How does a component within rippled send and receive messages from peers?

Question

If I want to send a message and handle the response somewhere in the code, what is the API? What components do I need? How do I construct them or get handles to them? What methods do I call? How do I add new message types?

Answer 1

Here is a sequence diagram I made for the messages exchanged as part of downloading candidate transaction sets referenced by proposals:

To send a message, a component needs a PeerImp object (generally held via shared_ptr<Peer>) on which it calls the send(shared_ptr<Message>) method. There is only one generic implementation of send, and it handles every protocol buffer message type. This call returns void (i.e. no request object).

When a message is received from a peer, the onMessage(MessageType) method for that message type is called. There is a different overload of onMessage for each message type.

Consider when you write code for HTTP. A popular idiom in JavaScript looks like this:

const response = await http.get(url, params)

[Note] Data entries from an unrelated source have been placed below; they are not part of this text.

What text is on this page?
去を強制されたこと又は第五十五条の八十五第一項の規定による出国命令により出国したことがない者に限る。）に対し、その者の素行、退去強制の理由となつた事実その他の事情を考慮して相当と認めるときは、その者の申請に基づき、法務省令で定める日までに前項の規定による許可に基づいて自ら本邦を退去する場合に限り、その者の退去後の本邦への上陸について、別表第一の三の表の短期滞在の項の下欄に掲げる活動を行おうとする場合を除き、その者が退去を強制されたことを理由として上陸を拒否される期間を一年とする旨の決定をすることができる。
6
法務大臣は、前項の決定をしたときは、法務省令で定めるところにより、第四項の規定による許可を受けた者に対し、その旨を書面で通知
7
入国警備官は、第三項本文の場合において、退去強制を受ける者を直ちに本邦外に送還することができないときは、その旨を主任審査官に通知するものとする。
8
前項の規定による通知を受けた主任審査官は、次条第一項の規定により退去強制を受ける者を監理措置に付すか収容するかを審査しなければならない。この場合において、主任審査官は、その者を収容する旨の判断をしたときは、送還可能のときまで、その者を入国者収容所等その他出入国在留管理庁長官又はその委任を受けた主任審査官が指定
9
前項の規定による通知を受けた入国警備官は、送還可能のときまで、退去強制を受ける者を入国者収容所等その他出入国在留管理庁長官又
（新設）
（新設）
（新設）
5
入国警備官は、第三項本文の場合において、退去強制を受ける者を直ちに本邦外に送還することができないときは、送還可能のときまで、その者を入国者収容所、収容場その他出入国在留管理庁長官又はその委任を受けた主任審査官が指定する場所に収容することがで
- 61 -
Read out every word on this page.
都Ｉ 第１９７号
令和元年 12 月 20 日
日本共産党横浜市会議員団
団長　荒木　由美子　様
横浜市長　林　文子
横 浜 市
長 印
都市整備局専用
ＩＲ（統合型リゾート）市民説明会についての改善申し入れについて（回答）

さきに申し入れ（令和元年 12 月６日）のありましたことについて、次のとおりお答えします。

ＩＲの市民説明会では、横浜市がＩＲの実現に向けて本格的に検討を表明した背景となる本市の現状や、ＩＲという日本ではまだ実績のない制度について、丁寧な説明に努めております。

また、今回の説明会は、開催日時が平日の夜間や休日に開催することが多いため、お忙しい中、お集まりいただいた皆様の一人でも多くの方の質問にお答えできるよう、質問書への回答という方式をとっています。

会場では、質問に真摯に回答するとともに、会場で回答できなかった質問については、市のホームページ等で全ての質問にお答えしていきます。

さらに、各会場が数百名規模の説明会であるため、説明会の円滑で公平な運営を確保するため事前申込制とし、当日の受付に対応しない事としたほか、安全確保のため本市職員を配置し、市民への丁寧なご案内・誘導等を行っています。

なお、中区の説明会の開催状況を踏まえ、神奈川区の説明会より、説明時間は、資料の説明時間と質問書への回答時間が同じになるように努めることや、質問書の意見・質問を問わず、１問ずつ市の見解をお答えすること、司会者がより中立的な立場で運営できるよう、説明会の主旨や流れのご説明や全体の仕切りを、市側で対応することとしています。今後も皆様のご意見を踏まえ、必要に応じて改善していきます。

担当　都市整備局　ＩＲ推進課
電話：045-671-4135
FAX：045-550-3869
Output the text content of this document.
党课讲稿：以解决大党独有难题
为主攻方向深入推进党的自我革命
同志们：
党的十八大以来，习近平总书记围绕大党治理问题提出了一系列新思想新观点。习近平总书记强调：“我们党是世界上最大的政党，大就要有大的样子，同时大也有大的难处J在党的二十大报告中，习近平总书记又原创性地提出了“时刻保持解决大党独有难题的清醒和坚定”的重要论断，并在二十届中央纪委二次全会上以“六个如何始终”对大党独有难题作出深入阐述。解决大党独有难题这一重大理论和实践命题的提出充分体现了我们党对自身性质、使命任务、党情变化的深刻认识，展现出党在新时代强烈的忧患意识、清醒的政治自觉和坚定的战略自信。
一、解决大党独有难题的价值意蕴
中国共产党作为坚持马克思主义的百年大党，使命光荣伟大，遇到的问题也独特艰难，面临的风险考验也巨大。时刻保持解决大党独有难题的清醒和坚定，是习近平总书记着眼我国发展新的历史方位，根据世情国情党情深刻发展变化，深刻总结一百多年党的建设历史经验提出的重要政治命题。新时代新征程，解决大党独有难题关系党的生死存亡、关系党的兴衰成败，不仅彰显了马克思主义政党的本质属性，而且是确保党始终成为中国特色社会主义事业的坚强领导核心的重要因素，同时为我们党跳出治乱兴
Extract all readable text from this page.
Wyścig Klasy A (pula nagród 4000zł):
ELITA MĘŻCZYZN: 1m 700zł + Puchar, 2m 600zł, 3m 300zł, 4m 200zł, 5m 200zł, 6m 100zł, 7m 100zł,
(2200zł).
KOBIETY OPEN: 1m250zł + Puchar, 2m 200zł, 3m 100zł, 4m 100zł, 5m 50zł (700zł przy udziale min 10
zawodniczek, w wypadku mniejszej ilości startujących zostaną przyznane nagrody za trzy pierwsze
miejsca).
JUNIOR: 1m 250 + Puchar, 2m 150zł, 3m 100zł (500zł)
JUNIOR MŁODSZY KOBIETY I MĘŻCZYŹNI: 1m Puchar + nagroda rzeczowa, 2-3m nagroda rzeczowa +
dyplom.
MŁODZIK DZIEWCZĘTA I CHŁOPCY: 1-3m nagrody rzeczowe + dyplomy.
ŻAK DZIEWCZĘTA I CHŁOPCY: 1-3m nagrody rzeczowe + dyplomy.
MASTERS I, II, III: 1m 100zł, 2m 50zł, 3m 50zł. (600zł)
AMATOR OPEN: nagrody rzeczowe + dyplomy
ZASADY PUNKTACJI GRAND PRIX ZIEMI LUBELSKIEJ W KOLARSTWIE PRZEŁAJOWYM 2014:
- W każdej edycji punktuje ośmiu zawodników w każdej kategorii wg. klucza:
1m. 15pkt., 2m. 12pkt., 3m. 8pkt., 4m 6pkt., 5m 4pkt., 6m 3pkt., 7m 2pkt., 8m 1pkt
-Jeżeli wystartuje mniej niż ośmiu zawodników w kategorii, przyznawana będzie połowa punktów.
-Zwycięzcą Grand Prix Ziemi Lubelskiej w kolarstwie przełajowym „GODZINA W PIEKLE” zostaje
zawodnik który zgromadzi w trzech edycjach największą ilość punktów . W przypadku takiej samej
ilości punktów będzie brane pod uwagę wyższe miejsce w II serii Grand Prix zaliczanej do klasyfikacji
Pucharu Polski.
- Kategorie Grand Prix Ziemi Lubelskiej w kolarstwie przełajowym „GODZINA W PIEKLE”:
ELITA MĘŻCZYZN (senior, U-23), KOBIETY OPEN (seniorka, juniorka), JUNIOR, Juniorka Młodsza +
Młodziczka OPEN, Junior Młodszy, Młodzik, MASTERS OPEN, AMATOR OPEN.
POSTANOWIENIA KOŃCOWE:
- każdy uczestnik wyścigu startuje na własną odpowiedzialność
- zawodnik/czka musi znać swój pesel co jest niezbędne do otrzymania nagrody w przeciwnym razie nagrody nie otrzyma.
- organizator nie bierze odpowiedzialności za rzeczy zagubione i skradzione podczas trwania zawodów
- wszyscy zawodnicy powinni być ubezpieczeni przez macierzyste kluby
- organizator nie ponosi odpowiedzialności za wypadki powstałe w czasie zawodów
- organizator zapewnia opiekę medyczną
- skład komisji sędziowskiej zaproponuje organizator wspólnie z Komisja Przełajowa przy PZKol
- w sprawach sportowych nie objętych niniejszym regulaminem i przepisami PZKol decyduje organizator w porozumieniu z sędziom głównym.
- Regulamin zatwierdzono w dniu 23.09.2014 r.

There are some important differences between this pattern and the one for RTXP (the official name of our message protocol):

• HTTP has an association between request and response. RTXP generally does not have this association, but in one notable example it does. TMGetLedger is a request message type, and TMLedgerData is its response message type. They both have a requestCookie field to associate a response with its request. The request generates a (random?) identifier for its “request cookie”, and the response copies that cookie.

• With HTTP, the code that sends the request passes a handler expecting the response. Generally, the response handler is different for each place in the code that sends a request. Not so with RTXP. Instead, each request message type typically corresponds to exactly one response message type, and each message of a given type has the same exact handler. That means each place in the code that sends a request of the same message type uses the same response handler. I suspect that:

  • most message types are sent from exactly one place in the code

  • when one message type is sent from multiple places, then that message has an enumeration field to distinguish them (with “type” in its name)

  • each message type was designed for exactly the place in the code that needed to send it, which makes them hard to reuse

• Most request message types are different from their response message types. The one notable exception is TMGetObjectByHash which has a Boolean query field that distinguishes a request (true) from a response (false).

There is some room for uniform handling of each message type:

• A message is generally expected to be independently verifiable. If a response says it has the header for ledger ABCD, then the handler expects it can hash the header to get the digest ABCD.

• A response is generally expected to correspond to a request.

If these expectations are violated, the peer that sent the message is penalized. Our server tracks a “fee” for each peer that measures its reliability. Bad messages are “charged” various fees based on the kind of violation. These fees only exist on the server. They have no bearing on the ledger.

PeerImp objects are obtained from the Overlay object. There is exactly one Overlay per Application, obtained by calling its overlay() method.